Monday, September 8, 2008

Where Do Sermons Go?

There is a recent article in the Christian Century questioning the importance and effectiveness of preaching. Where Do Sermons Go? is the title. It is an interesting question that I really had not given much thought to, mainly because I do not hear a lot of sermons - I simply give them. However, after reading this article I had a chilling feeling that perhaps all of the work I put into a Sunday morning could be for naught. I do not get a huge response each Sunday even though this past week I did get an email from someone saying that that Sunday’s sermon was excellent. Perhaps I should frame it or perhaps I should hire someone to take a video of the congregation while I am preaching. Could some be writing their grocery list or sleeping with their eyes open as their faces look a bit glazed over, or could people just be distracted by children making noises and moving around?
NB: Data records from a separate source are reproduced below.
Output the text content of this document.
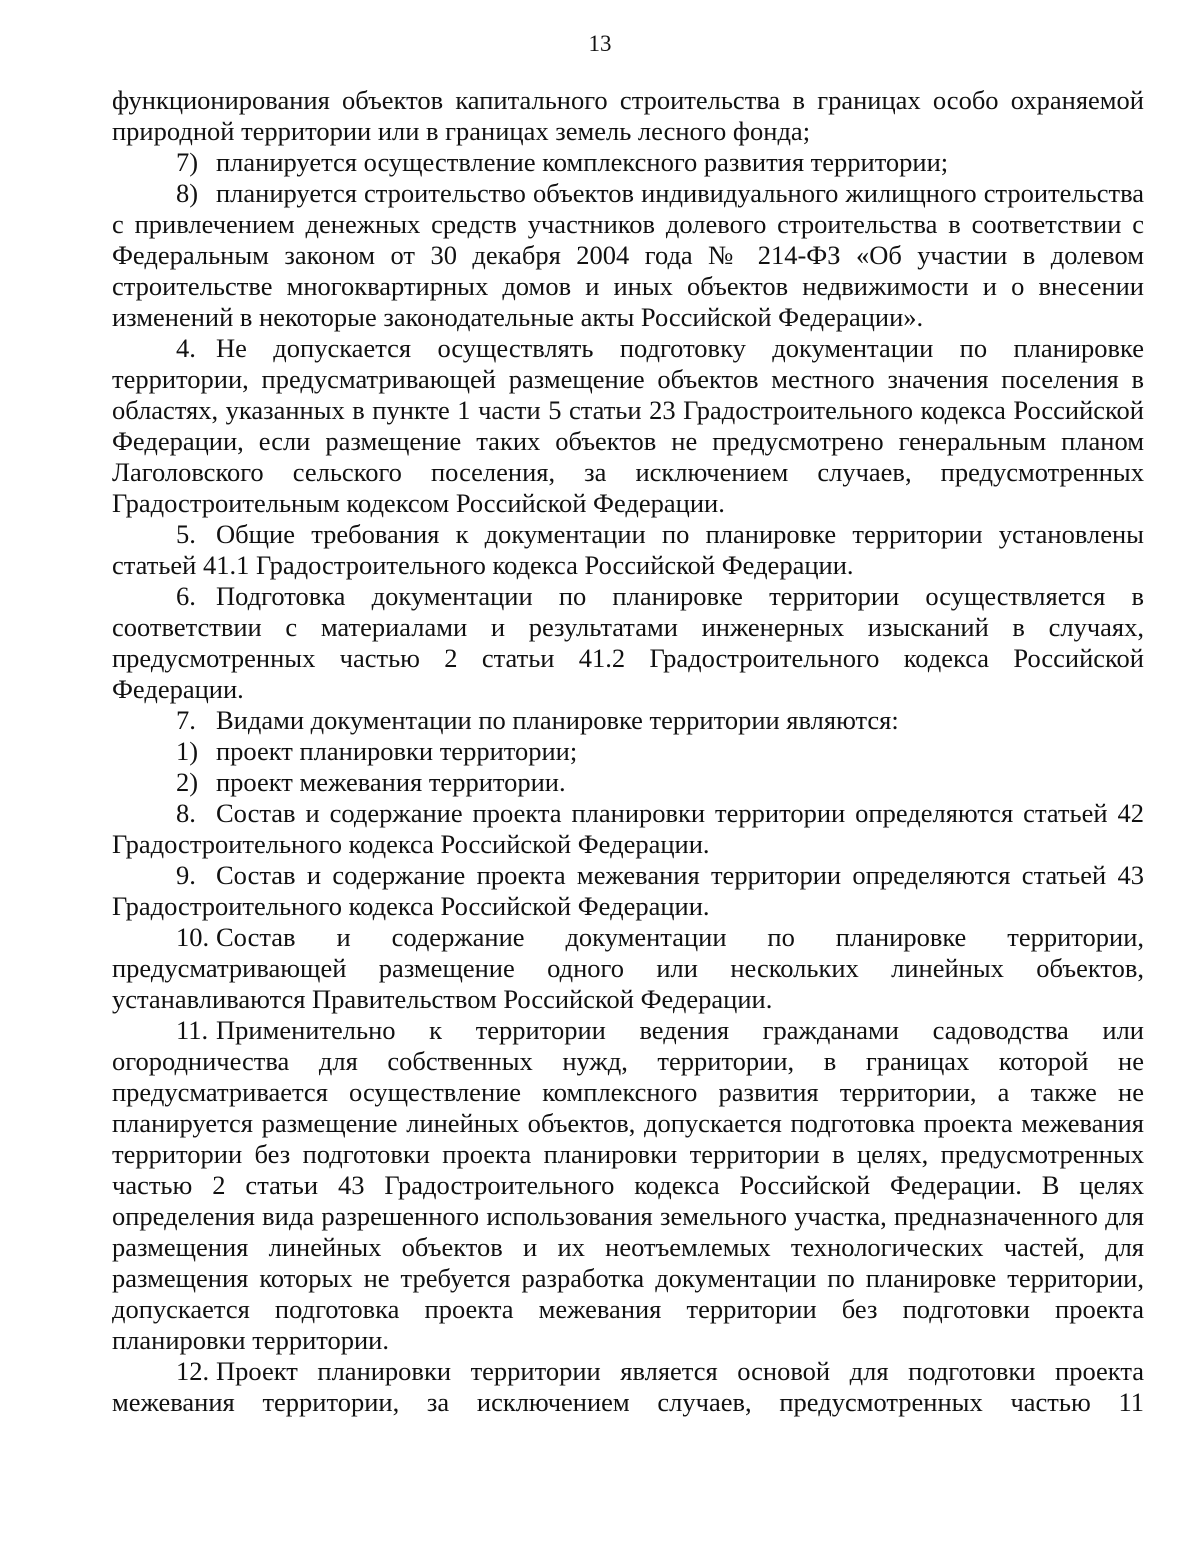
13

функционирования объектов капитального строительства в границах особо охраняемой природной территории или в границах земель лесного фонда;

7) планируется осуществление комплексного развития территории;

8) планируется строительство объектов индивидуального жилищного строительства с привлечением денежных средств участников долевого строительства в соответствии с Федеральным законом от 30 декабря 2004 года № 214-ФЗ «Об участии в долевом строительстве многоквартирных домов и иных объектов недвижимости и о внесении изменений в некоторые законодательные акты Российской Федерации».

4. Не допускается осуществлять подготовку документации по планировке территории, предусматривающей размещение объектов местного значения поселения в областях, указанных в пункте 1 части 5 статьи 23 Градостроительного кодекса Российской Федерации, если размещение таких объектов не предусмотрено генеральным планом Лаголовского сельского поселения, за исключением случаев, предусмотренных Градостроительным кодексом Российской Федерации.

5. Общие требования к документации по планировке территории установлены статьей 41.1 Градостроительного кодекса Российской Федерации.

6. Подготовка документации по планировке территории осуществляется в соответствии с материалами и результатами инженерных изысканий в случаях, предусмотренных частью 2 статьи 41.2 Градостроительного кодекса Российской Федерации.

7. Видами документации по планировке территории являются:

1) проект планировки территории;

2) проект межевания территории.

8. Состав и содержание проекта планировки территории определяются статьей 42 Градостроительного кодекса Российской Федерации.

9. Состав и содержание проекта межевания территории определяются статьей 43 Градостроительного кодекса Российской Федерации.

10. Состав и содержание документации по планировке территории, предусматривающей размещение одного или нескольких линейных объектов, устанавливаются Правительством Российской Федерации.

11. Применительно к территории ведения гражданами садоводства или огородничества для собственных нужд, территории, в границах которой не предусматривается осуществление комплексного развития территории, а также не планируется размещение линейных объектов, допускается подготовка проекта межевания территории без подготовки проекта планировки территории в целях, предусмотренных частью 2 статьи 43 Градостроительного кодекса Российской Федерации. В целях определения вида разрешенного использования земельного участка, предназначенного для размещения линейных объектов и их неотъемлемых технологических частей, для размещения которых не требуется разработка документации по планировке территории, допускается подготовка проекта межевания территории без подготовки проекта планировки территории.

12. Проект планировки территории является основой для подготовки проекта межевания территории, за исключением случаев, предусмотренных частью 11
What really happens as people listen? I like to think that their lives are transformed, their hearts opened to new possibilities for loving others, and their minds stimulated to such a degree that endorphins are shooting off. Unfortunately, I know better.

People laugh and tell me, “Can’t you use an old one? No one will know.” Actually, when I look into the files and read an old sermon, I sometimes cannot remember I wrote it and, of course, I am almost shocked by what I wrote then. I have moved on…

Luther said, “We need a living voice of the Gospel”, or in Latin, viva vox. By this he meant the Gospel needs to be proclaimed from the heart. It is not something to be read from the Bible, it is to be proclaimed. I still have trouble sleeping the night before Sunday morning, and writing a sermon is always agony. I remain hopeful, however; I cannot worry about how effective I am. That is up to the Holy Spirit and to God. I am simply called to be faithful to this task, offering up the highest level of sincerity and effort as I open my mouth and words start to come out. My favorite quote on preaching is:

The preacher pulls the little chord that turns on the lectern light and deals out his note cards like a riverboat gambler. Two minutes from now he may have lost his listerners completely to their own thoughts, but at this minute he has them in the palm of his hand. (…) In the front pew the old ladies turn up their hearing aids, and the young lady slips her six-year-old a Lifesaver and a Magic Marker. A college sophomore, home for vacation, who is there because he was dragged there, slumps forward with his chin in his hand. The vice president of a bank who twice that week has seriously contemplated suicide places his hymnal in the rack. A pregnant girl feels the life stir inside of her. A high-school math teacher, who for twenty years has managed to keep his homosexuality a secret for the most part even from himself, creases his order of service down the center with his thumbnail and tucks it under his knee. (…) The stakes have never been higher. (From: Telling the Truth; The Gospel As Tragedy, Comedy & Fairy Tale by Frederick Buechner).